Analysis: There is the “A” word again: “audience”. Publishers keep asking me this and so I keep asking my clients. Who’s the audience? Who is going to read this? Authors really need to think pretty hard about this. And take some time to make a compelling case in the book proposal. Because if you can’t make a compelling case, chances are that there isn’t an audience.

 Non- Fiction Proposal. ” I didn’t receive it. We’ll check my spam filter for it, and we’ll let you know if we find it there.”

 Analysis: You would think that these big corporations have sophisticated logistics that make things work better, but clearly they don’t.

 Proposal: “Acquisitions are still on hold over here, so I’ll have to pass.”

 Analysis. This is pretty distressing. But publishing is suffering from the same economic problems as the rest of us. And there are some fine publishers who are having difficulties. [The publisher above closed its doors for the last time this year].

  Humor.”I’m sorry to be slow getting back to you about this. I found the illustrations and the story to be very clever and charming. But, it’s such a tough publishing climate right now and I worry that without authors who have a more visible platform, it would be a challenge for us to get the word out about this.”

 Analysis:  Platform, platform, platform. That is the word you keep hearing about from publishers. What is it? It means that the burden of promoting this book is going to fall on the author. And you better have fame, money or access for promoting your book, or the publisher won’t be interested. Sometimes, but not always, prestige will suffice for platform. As in having an endowed chair in a department at Harvard. Publishers love Harvard. I don’t know why. I have gotten books published by authors without platform. But not having one creates huge hurdles.

 Fiction: “Thank you for sending me ___________  [The characters] are engaging and likable, and this thoughtful examination of their relationship feels incredibly honest and revealing. While there is much to admire, in the end I didn’t fall in love with this as much as I had hoped. ”

Fiction (letter from the same editor as above):“Thank you for sending me ____________This is an incredibly heart wrenching, moving perspective on________, and her brutal honesty is truly brave. While there is much to admire, in the end I didn’t fall in love with this as much as I had hoped. I found it difficult to get entirely swept up by the characters, and without a stronger connection I’m afraid this didn’t capture my attention throughout.”

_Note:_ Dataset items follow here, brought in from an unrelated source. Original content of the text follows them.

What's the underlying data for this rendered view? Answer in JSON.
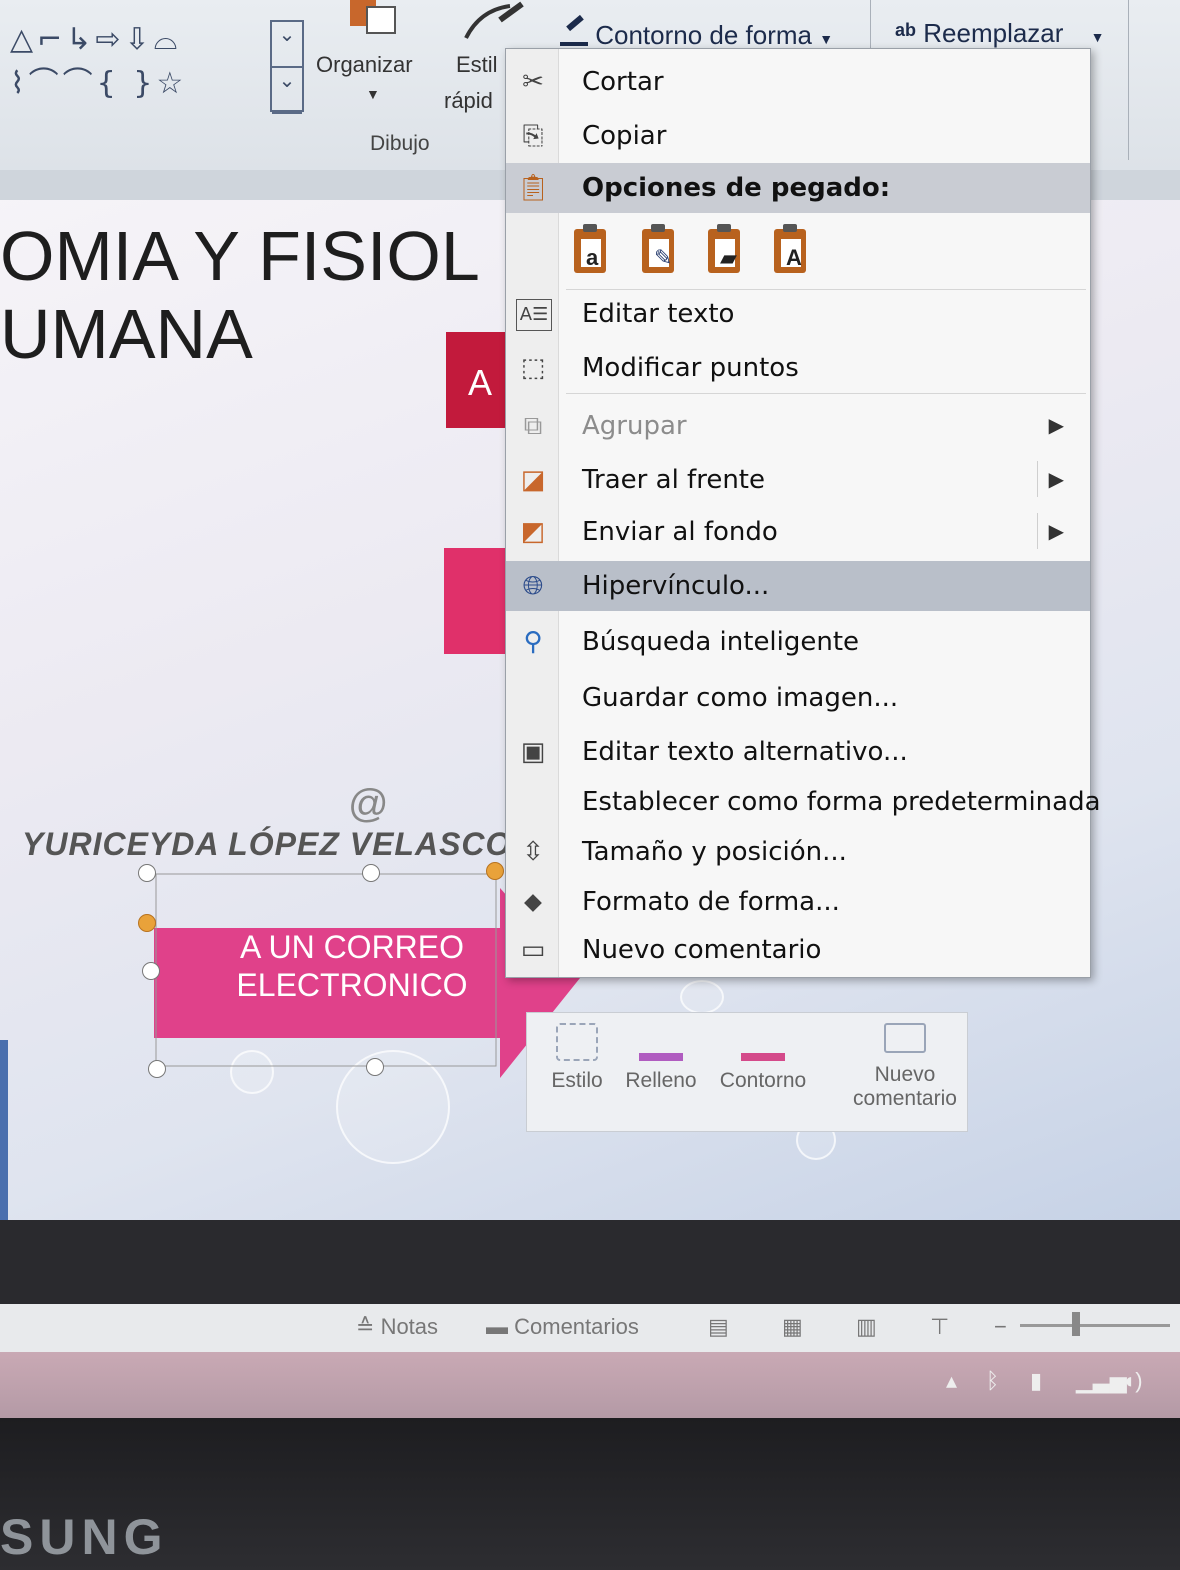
{
  "ribbon": {
    "shapes_row1": "△⌐↳⇨⇩⌓",
    "shapes_row2": "⌇⌒⌒{ }☆",
    "organizar": "Organizar",
    "estilos_top": "Estil",
    "estilos_bottom": "rápid",
    "dibujo_group": "Dibujo",
    "contorno_forma": "Contorno de forma",
    "reemplazar_icon": "ab",
    "reemplazar": "Reemplazar"
  },
  "slide": {
    "title_line1": "OMIA Y FISIOL",
    "title_line2": "UMANA",
    "red_box_letter": "A",
    "author": "YURICEYDA LÓPEZ VELASCO",
    "arrow_label_line1": "A UN CORREO",
    "arrow_label_line2": "ELECTRONICO"
  },
  "context_menu": {
    "cortar": "Cortar",
    "copiar": "Copiar",
    "opciones_pegado": "Opciones de pegado:",
    "editar_texto": "Editar texto",
    "modificar_puntos": "Modificar puntos",
    "agrupar": "Agrupar",
    "traer_al_frente": "Traer al frente",
    "enviar_al_fondo": "Enviar al fondo",
    "hipervinculo": "Hipervínculo...",
    "busqueda_inteligente": "Búsqueda inteligente",
    "guardar_como_imagen": "Guardar como imagen...",
    "editar_texto_alternativo": "Editar texto alternativo...",
    "establecer_predeterminada": "Establecer como forma predeterminada",
    "tamano_posicion": "Tamaño y posición...",
    "formato_forma": "Formato de forma...",
    "nuevo_comentario": "Nuevo comentario"
  },
  "mini_toolbar": {
    "estilo": "Estilo",
    "relleno": "Relleno",
    "contorno": "Contorno",
    "nuevo_line1": "Nuevo",
    "nuevo_line2": "comentario"
  },
  "status_bar": {
    "notas": "Notas",
    "comentarios": "Comentarios"
  },
  "device": {
    "brand": "SUNG"
  },
  "colors": {
    "selection_highlight": "#b9bfc9",
    "arrow_pink": "#e0418a",
    "red_box": "#c21a3c",
    "menu_icon_orange": "#b8621e"
  }
}
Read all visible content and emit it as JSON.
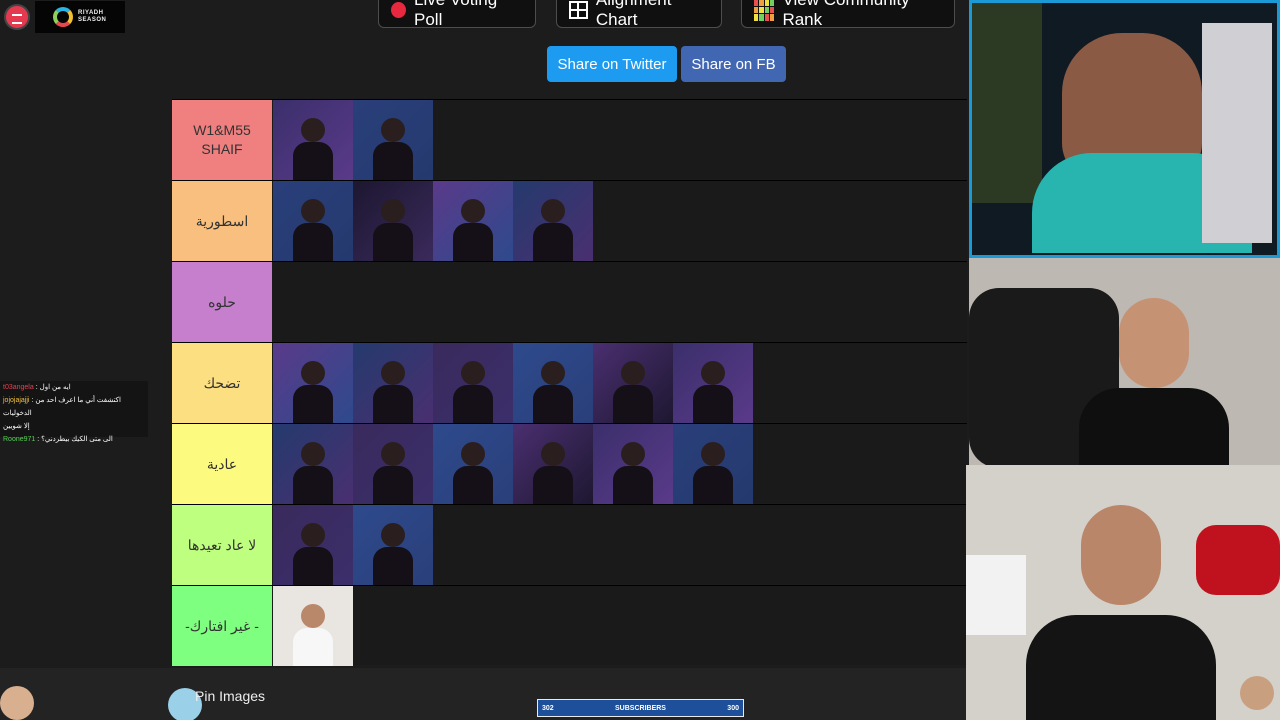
{
  "brand": {
    "riyadh_line1": "RIYADH",
    "riyadh_line2": "SEASON"
  },
  "toolbar": {
    "live_voting": "Live Voting Poll",
    "alignment_chart": "Alignment Chart",
    "community_rank": "View Community Rank"
  },
  "share": {
    "twitter": "Share on Twitter",
    "facebook": "Share on FB"
  },
  "tiers": [
    {
      "label": "W1&M55 SHAIF",
      "color": "#f07f7f",
      "count": 2
    },
    {
      "label": "اسطورية",
      "color": "#f8bf7f",
      "count": 4
    },
    {
      "label": "حلوه",
      "color": "#c57fcd",
      "count": 0
    },
    {
      "label": "تضحك",
      "color": "#fcdf80",
      "count": 6
    },
    {
      "label": "عادية",
      "color": "#fcfb7f",
      "count": 6
    },
    {
      "label": "لا عاد تعيدها",
      "color": "#bfff7f",
      "count": 2
    },
    {
      "label": "-غير افتارك -",
      "color": "#7fff7f",
      "count": 1
    }
  ],
  "chat": [
    {
      "user": "t03angela",
      "text": "ايه من اول"
    },
    {
      "user": "jojojajajji",
      "text": "اكتشفت أني ما اعرف احد من الدخوليات"
    },
    {
      "user": "",
      "text": "إلا شويين"
    },
    {
      "user": "Roone971",
      "text": "الى متى الكيك بيطردني؟"
    }
  ],
  "footer": {
    "pin_images": "Pin Images",
    "subs_left": "302",
    "subs_label": "SUBSCRIBERS",
    "subs_right": "300"
  },
  "colors": {
    "twitter": "#1d9bf0",
    "facebook": "#4267b2",
    "cam_border": "#1c9ad6"
  }
}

Fiction (letter from the same editor as above): “Thank you for sending me the proposal for_____________. She has had such incredibly fascinating experiences, and her perspective as a ____________in that volatile and dangerous location is captivating. While there is much to admire, in the end I didn’t fall in love with this as much as I had hoped. As compelling as her experiences are, I never quite got to the point where I was really driven to turn pages, and so this didn’t entirely capture my attention throughout.”

Analysis: The 3 rejection letters above were all sent to me at different times by the same editor. Obviously  there is some serious cutting and pasting going on here. I’m tempted to make some snarky comment. But really, these letters tell us a lot about the life of an acquisitions editor. They get twenty proposals a week. Fiction editors probably acquire less than 1% of the proposals they receive. So it is not reasonable to expect a huge amount of nuanced analysis in a rejection letter. There really isn’t much to learn from these letters, except that the book was not for them.

And here is my favorite letter of all time from an editor

” Yes, I just got out of the meeting this minute, and the book was approved. Yay!”

 That’s  what makes it all worthwhile.